Les Echos : On peut dire que le Ghana a été une déception ?

C. L. : Ce n’est pas une déception. Ils ont raté une demi-finale parce qu’ils ont raté un penalty d’entrée de jeu qui aurait changé complètement la face de cette demi-finale. Vous savez, ça s’est joué à peu de chose. Après, c’est tellement facile de porter des jugements sur tout le monde. Le Ghana peut faire un assez bon match dans la phase de poule, pas en maximum. Je pense que cette équipe collectivement, tactiquement a répondu, mais elle a raté de très peu la finale. Je pense qu’on retrouvera encore le Ghana à un très haut niveau dans les prochaines années, pendant un bon moment.

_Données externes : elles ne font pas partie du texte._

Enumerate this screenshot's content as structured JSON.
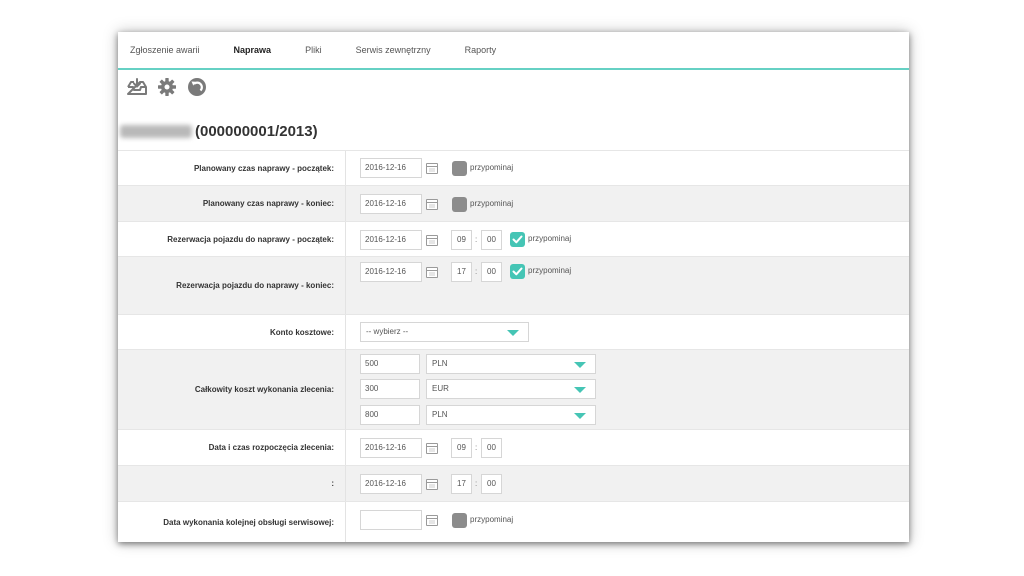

Les Echos : Pouvez-vous nous faire une lecture globale de la Can ?

C. L : Pour l’instant, on a eu 31 matches et il y a eu aucun 0-0 déjà, ce qui n’est pas anecdotique. Ce qui veut dire qu’il y a eu des matches ouverts tout le temps. Ça été une Can rafraîchissante, on a fait beaucoup de découvertes, beaucoup de joueurs qui jouaient les championnats locaux qu’on ne connaissait pas. Même cette équipe du Mali avant cette compétition, des joueurs comme Gara Dembélé, qui est un grand de la sélection espoir en France, qui a fait un match énorme, athlétique alors que souvent on lui reprochait un peu de nonchalance.

Si Tamboura à ce qu’on connaissait par sa rigueur, par son intelligence, c’est que Cédric Kanté, sa qualité tactique et technique de Seydou Kéita. Mais, à côté de ça, Cheick Tidiane Diabaté a capitalisé la confiance, les Samba, Soumaïla le portier étaient très bons. Ceux qui sont entrés aujourd’hui dont Ousmane Coulibaly aussi étaient bons. Je pense que cette équipe a un bel avenir devant elle.